“It always seemed to me peculiar,” Moses Znaimer, founder and CEO of ZoomerMedia, muses as we stand among his celebrated collection of antique TV sets housed in the MZTV Museum of Television in Toronto. “We have the telephone, which is attributed to a single person — Alexander Graham Bell. We’ve got the airplane … attributed to two American brothers, but nobody knew anything about the people who invented TV. Not a single name was present in the culture. I thought that was outrageous.”

That’s partly why the names of some of television’s earliest innovators hang on the wall of the museum. Among them is Philo T. Farnsworth, born in Utah in 1906 and raised in a house with no electricity or indoor plumbing.

A voracious reader of science fiction magazines, Farnsworth actually conceived of the idea for electronic television while still only a teenager. While riding a horse-drawn plow through his father’s potato field, the crop lines it created inspired Farnsworth’s own concept for how rows of electrons could transmit images through the air. He shared diagrams of his idea with a high school teacher who encouraged him and, in 1927, at age 21, he transmitted his first image — a straight line. Electronic television, in its simplest form, was born.

A harrow plow the likes of which Philo rode through his father’s potato fields when he conceived of the idea for electronic television.

 

Yet, in what technically qualifies as the first ever television plot twist, the years following Farnsworth’s innovation brought patent wars with the RCA Corporation and clashes with rival inventors, not to mention the Second World War, which put the development of television on ice. By the time the war ended, competitors nabbed Farnsworth’s expired television patents and continued the development of television technology themselves. Farnsworth himself, though vindicated by the eventual spread of the television technology he created, faded into the background of an industry he helped pioneer. The Emmys finally instituted the Philo T. Farnsworth Award in 2003, while Aaron Sorkin’s play The Farnsworth Invention, based on Philo’s life, ran for a three-month stint on Broadway beginning in December 2007, but Farnsworth’s name and work remains mired in virtual obscurity. Until now.


Beginning Saturday, Oct. 13, Forgotten Genius: The Boy Who Invented Electronic TV brings Farnsworth’s legacy to life through an interactive exhibit at the MZTV Museum of Television — fittingly situated among some of the oldest and rarest TVs in existence, including sets previously owned by Marilyn Monroe and Elvis Presley.

Philo’s first drawing outlining the foundation of his idea for electronic television.

 

Curated by long-time television producer Phil Savenick, Forgotten Genius lays bare the story of Farnsworth’s life and television innovations, as well as the main players in his personal television drama — including his wife (and the first human ever captured on TV) Elma “Pem” Gardner. Remarkably, the exhibit also contains artifacts that date back to the conception of television itself, including a disc from the plow that Farnsworth was riding through his father’s potato field when his eureka moment hit, the first ever TV camera, created by Philo at age 19, the first electronic television camera tube, excerpts from the young pioneer’s journal and even Farnsworth’s own television set.

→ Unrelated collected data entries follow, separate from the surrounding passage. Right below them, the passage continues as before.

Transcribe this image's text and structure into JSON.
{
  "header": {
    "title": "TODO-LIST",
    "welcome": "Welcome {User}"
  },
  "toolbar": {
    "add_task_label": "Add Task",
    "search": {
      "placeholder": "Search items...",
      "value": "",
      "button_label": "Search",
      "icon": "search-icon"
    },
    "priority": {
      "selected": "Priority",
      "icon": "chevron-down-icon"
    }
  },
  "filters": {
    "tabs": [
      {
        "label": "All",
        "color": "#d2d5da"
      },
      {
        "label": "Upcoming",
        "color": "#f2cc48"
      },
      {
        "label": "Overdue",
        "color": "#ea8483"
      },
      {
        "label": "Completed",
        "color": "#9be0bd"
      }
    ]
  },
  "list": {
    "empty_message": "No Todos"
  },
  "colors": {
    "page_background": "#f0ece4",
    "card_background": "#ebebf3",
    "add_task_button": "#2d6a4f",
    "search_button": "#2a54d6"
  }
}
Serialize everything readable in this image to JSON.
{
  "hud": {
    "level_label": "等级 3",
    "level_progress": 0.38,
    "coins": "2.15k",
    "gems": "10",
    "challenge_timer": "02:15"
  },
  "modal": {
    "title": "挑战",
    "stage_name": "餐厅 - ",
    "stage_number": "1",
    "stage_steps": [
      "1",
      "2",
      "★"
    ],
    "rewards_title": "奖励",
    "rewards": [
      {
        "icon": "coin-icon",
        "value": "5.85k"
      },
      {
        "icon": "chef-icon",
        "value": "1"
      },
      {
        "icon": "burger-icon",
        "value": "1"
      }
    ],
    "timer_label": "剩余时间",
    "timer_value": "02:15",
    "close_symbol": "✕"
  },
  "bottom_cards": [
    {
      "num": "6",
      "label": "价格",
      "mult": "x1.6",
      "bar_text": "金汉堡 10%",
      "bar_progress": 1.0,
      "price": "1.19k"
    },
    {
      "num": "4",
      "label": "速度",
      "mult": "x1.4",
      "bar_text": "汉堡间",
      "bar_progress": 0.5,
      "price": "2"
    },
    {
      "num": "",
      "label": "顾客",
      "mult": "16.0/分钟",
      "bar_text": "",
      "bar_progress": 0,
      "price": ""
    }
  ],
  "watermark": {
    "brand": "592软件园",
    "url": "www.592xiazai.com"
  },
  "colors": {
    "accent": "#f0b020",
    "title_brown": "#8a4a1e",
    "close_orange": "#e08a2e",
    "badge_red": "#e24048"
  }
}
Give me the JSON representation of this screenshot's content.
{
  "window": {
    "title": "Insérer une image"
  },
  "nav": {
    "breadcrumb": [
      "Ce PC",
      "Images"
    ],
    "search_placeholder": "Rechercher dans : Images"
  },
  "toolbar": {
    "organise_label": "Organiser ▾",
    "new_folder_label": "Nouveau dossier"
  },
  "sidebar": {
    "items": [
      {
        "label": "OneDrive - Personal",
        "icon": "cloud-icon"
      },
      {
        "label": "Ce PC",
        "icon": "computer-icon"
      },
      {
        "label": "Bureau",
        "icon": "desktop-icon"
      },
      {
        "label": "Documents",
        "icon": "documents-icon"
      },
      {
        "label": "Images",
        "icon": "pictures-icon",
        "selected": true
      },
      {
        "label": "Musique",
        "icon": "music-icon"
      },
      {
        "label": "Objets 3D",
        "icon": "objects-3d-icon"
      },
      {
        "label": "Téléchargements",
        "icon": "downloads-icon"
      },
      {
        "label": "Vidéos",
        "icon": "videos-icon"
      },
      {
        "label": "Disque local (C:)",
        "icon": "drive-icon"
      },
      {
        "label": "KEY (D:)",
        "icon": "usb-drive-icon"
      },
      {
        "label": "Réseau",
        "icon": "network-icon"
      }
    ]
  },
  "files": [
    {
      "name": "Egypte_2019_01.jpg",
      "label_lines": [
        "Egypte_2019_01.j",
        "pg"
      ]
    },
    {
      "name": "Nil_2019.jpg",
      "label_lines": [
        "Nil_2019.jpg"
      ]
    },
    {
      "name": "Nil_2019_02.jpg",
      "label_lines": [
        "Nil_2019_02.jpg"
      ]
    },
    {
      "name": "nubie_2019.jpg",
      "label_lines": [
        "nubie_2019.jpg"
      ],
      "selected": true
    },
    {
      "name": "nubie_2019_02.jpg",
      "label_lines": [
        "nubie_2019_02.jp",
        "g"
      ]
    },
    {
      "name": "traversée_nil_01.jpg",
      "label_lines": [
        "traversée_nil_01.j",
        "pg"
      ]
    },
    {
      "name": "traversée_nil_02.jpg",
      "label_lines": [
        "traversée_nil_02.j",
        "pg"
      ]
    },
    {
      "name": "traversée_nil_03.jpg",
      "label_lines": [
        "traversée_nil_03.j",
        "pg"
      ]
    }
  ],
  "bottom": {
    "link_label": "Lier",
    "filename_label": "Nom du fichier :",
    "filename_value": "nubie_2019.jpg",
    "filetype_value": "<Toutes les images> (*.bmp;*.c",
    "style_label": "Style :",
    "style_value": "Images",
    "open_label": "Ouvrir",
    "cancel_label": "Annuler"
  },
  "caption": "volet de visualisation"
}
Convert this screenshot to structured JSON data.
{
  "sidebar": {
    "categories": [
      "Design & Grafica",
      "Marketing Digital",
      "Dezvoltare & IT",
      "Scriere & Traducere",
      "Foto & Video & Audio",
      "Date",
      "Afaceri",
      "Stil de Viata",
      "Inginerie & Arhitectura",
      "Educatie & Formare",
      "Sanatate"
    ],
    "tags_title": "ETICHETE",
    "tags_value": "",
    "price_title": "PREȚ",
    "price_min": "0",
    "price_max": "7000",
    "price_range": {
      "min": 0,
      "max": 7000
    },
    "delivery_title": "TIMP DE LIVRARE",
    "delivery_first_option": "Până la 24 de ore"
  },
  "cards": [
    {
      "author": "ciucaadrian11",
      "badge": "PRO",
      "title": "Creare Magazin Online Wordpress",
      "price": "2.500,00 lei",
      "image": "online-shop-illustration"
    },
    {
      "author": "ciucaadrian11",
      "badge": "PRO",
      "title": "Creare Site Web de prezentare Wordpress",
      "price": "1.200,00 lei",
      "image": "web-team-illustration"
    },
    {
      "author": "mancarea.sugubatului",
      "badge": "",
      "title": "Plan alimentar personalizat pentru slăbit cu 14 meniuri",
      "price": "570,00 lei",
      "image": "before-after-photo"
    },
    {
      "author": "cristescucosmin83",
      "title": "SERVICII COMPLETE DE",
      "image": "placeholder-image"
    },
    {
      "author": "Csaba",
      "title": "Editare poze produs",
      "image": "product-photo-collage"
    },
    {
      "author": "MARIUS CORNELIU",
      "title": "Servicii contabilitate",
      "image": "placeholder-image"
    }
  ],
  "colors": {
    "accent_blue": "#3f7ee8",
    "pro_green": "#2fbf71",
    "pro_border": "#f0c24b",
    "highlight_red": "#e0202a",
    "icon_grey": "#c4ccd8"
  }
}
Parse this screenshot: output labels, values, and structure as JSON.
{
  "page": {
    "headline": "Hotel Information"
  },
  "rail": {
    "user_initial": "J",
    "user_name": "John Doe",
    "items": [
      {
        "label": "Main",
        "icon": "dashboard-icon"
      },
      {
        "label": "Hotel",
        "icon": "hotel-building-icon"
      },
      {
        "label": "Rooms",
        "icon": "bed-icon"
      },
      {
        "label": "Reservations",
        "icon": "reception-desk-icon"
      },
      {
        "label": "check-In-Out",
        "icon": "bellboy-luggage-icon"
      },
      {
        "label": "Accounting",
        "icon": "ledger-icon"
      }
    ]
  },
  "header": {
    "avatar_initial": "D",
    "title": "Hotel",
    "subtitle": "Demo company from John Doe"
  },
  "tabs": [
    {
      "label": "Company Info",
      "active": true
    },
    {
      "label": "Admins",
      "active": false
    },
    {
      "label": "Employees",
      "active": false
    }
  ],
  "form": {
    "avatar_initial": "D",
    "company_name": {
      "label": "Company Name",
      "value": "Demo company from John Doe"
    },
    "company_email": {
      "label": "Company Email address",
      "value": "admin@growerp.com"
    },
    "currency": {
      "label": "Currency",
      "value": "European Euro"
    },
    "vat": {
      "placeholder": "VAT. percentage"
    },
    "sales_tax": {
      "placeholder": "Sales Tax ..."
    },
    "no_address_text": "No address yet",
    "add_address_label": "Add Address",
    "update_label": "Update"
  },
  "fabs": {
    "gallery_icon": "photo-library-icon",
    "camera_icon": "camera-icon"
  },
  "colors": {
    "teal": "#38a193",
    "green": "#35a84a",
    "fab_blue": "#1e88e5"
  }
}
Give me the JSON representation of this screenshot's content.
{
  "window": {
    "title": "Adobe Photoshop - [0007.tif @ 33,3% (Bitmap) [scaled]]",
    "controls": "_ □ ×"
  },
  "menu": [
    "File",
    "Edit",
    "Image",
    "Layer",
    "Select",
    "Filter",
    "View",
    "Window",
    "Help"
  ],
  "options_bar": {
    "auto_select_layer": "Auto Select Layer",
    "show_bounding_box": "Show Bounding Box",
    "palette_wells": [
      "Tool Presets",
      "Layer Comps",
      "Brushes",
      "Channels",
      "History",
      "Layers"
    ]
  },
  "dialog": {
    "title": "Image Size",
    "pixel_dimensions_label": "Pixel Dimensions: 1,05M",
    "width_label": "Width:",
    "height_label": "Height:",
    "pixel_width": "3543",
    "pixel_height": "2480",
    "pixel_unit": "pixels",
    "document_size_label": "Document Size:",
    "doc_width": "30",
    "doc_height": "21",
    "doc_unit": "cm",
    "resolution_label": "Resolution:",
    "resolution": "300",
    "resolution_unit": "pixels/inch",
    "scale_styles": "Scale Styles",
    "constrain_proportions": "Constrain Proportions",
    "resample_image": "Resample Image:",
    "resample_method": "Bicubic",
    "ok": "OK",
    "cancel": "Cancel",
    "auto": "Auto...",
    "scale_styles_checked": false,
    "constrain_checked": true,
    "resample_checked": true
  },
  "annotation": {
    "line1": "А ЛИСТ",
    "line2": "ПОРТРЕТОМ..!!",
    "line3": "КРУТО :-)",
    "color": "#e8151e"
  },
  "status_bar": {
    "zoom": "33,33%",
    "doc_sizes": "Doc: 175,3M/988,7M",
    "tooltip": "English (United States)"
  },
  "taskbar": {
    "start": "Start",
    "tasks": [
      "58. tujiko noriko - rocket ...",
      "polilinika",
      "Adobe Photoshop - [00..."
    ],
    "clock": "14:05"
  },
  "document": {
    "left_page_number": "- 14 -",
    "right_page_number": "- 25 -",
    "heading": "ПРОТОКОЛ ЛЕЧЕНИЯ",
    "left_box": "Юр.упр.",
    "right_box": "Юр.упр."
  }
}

“We have one surviving disc from that harrow plow. It gets my jaw flapping — I don’t know about you. And then there’s the human drama because right by his side was his gal Elma. So this should be an epic movie,” Znaimer says, noting that Farnsworth deserves credit for his innovation in the way that Apple co-founder Steve Jobs, Microsoft founder Bill Gates and Amazon founder and CEO Jeff Bezos receive. “Once you see the artifacts — the progression of crude science technology, the blown glass — to conceive that all of this was done by hand in a first example is kind of astonishing.”

Philo and his wife, Elma “Pem” Gardner, who championed her husband’s efforts and, while helping with his demonstrations, became the first human to ever be broadcast on television.

 

Along with the television artifacts, visitors can also scan QR codes spread throughout the exhibit to watch unique clips related to Farnsworth’s life, including the one and only time Philo himself appeared on television — as a guest on a 1957 episode of the game show I’ve Got A Secret.

Yet another pivotal television moment in Farnsworth’s life occurred 12 years after that, on July 21, 1969, when Neil Armstrong became the first man to walk on the moon. The giant leap for mankind was broadcast back to Earth via the television technology Farnsworth created and as the pioneer himself watched the historic event he reportedly told his wife that, while he wasn’t sure if all of his struggles, and all the money he lost out on, had been worth it, at that moment he knew that it was.

“We have more technology in this [smartphone] now than they had going for the moon shot,” Znaimer notes, a nod to Farnsworth’s ongoing legacy. “We live in a universe of screens and every screen that is currently extant owes its situation to the original screen.

“And so, now we’re trying not to resuscitate the fortune which never was, but just his reputation,” he adds. “He deserves to live forever.”